A Merry PICU Christmas (#SMA)

So, we decided to bring Em to the hospital. We're praying it will be a Merry Christmas at home, but either way Belly is now on her way to Nashville with my parents to be with the rest of the family.

I'm not going to bother counting all the Holidays we've spent in the hospital, but this will make 4 Christmas's in 6.5 yrs. At least we're keeping tradition! We are super thankful this is only the second PICU visit in just short of 2 years, so we'll knock this out and get back home before Santa has a chance to start hibernating.

We're not sure what's going on, but this season has been tough on kids, even more for kids with Spinal Muscular Atrophy (SMA). With all the RSV going in we didn't want to risk it.

Thanks for your thoughts and prayers. We'll be updating most frequently on Facebook but I will post summaries here.

Linnea: Anniversary # 7 (#SMA)

It's been 2, 557 days since Linnea meet Jesus and we still think about her constantly. She seemed so perfect in many ways, despite her weakness from having Spinal Muscular Atrophy (SMA). I can't believe she'd be 8 right now! :)
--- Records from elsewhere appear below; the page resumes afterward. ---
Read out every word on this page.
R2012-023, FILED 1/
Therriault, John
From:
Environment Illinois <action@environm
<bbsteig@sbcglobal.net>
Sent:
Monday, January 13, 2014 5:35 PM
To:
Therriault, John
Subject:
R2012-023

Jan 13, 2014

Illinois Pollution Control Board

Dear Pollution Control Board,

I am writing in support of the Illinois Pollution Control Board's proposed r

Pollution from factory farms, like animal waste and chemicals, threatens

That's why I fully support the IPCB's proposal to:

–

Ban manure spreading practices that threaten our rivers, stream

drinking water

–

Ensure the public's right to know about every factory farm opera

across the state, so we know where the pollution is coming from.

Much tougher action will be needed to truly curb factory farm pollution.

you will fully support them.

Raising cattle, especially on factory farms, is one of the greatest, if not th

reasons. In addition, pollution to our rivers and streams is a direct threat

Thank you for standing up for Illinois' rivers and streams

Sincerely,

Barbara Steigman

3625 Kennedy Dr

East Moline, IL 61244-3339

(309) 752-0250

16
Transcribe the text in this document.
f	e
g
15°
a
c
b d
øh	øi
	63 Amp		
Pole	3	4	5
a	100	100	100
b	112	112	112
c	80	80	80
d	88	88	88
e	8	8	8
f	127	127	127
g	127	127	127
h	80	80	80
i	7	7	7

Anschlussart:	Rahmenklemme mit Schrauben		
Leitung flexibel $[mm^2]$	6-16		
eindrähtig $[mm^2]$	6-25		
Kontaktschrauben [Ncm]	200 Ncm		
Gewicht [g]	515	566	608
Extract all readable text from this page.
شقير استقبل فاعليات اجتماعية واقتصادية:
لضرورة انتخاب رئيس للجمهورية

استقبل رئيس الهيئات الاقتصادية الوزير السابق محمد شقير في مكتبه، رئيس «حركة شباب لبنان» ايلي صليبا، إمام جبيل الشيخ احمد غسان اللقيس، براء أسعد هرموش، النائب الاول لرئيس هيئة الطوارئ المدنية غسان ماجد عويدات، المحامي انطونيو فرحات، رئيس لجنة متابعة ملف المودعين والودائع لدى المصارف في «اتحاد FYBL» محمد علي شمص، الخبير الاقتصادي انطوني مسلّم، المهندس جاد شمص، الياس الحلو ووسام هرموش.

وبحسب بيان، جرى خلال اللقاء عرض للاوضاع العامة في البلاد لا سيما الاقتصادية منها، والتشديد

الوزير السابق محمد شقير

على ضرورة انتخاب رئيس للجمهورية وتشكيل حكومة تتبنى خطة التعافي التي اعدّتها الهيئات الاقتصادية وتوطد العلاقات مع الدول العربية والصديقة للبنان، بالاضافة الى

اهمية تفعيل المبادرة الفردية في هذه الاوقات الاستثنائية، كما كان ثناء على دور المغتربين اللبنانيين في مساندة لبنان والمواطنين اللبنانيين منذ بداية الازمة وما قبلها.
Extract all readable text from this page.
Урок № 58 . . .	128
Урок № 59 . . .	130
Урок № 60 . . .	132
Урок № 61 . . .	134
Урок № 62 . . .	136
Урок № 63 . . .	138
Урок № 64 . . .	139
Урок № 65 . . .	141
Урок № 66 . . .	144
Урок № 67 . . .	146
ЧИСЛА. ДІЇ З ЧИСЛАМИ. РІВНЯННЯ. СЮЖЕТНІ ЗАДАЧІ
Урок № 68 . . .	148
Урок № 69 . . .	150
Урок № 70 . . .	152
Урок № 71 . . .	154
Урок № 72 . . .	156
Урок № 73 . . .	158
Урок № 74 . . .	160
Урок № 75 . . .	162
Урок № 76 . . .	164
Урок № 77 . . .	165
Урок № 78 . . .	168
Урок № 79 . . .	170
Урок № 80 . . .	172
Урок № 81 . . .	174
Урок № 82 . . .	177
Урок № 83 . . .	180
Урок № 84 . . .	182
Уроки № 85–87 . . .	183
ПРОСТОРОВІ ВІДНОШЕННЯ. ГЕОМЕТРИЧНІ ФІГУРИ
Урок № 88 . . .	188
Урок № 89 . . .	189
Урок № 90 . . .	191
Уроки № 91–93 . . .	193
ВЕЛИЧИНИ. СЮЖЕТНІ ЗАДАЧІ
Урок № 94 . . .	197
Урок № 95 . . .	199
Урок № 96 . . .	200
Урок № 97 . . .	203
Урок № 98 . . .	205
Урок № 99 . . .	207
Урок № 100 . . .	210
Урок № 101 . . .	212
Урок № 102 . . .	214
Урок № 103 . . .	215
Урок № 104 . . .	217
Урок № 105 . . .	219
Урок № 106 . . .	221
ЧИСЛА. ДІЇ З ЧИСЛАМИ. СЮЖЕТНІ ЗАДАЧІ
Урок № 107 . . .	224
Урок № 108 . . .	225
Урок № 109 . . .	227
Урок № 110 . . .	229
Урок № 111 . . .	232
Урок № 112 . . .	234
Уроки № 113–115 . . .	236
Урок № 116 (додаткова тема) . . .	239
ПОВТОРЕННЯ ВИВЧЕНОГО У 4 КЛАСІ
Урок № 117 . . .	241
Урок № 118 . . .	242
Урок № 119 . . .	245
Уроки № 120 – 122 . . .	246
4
Lynn Wheeler Golf Tournament for Emily!! #SMA

We are getting pretty excited here at the Lee home. In less than a month we will be heading down to Georgia, once again, to take part in the Annual Lynn Wheeler Golf Tournament on 10 Oct!!! Doug and Lynn Wheeler, and everyone that participated last year blessed us beyond measure by holding the event for Emily. We are humbled by the fact that Emily has again been chosen as the beneficiary of this year's tournament. The Wheelers are an amazing family, and we were so happy to get to know them a bit last year.  Keeping up with Lynn's updates throughout this year has been quite encouraging in the midst of all that life brings. Thank you so much Lynn and Doug.  You both are an incredible testimony of love and Godliness to us all. 

So, if you have some time - we'd love for you to come and join us this year at Planterra Ridge Golf Club in Peachtree City, GA for the Lynn Wheeler Golf Tournament. Details for the tournament are in the images below, but you can also click on the above link to check out the Facebook page for the event. 

I also want to thank Joseph Starr for his insane planning abilities, and for bringing this entire event together. Jojo - you're amazing. See you in GA!

Linnea - Another year gone by #SMA

It is that time of year again - when we remember what we have lost - Linnea - she would be 8 years old today. The reality is - I'd prefer to not have the experience to blog about, but on the other hand I would not give up the time we had with her. Figure that one out. I attempt to make sense of this daily - like maybe I "know" something I didn't or I look back and say that I have gained something positive or "grown" from it - but unfortunately, feelings of loss are far greater than intangible feelings of growth. This is not doom and gloom - it just is.

Today, we just exist - and move on as if it's any other day - only feeling substantially heavier - like weights are attached to our feet, thoughts, hands, heart, eyes - and any other physical/metaphysical thing that makes us utterly self-aware.

There is one silver lining for me! Thanks to modern technology it is easy for me to look at these pictures and remember her deeply. Thanks for checking in. Down with Spinal Muscular Atrophy (SMA)!

HAPPY 6th B'day, Emily!!!

Emily had a GREAT time sailing for her B'day today. So amazing that she is 6 years old now!! The Baltimore Sailing Center did an incredible service for Emily by taking us out - and to think, they do this regularly for disabled kids. Completely awesome. Thank you so much!!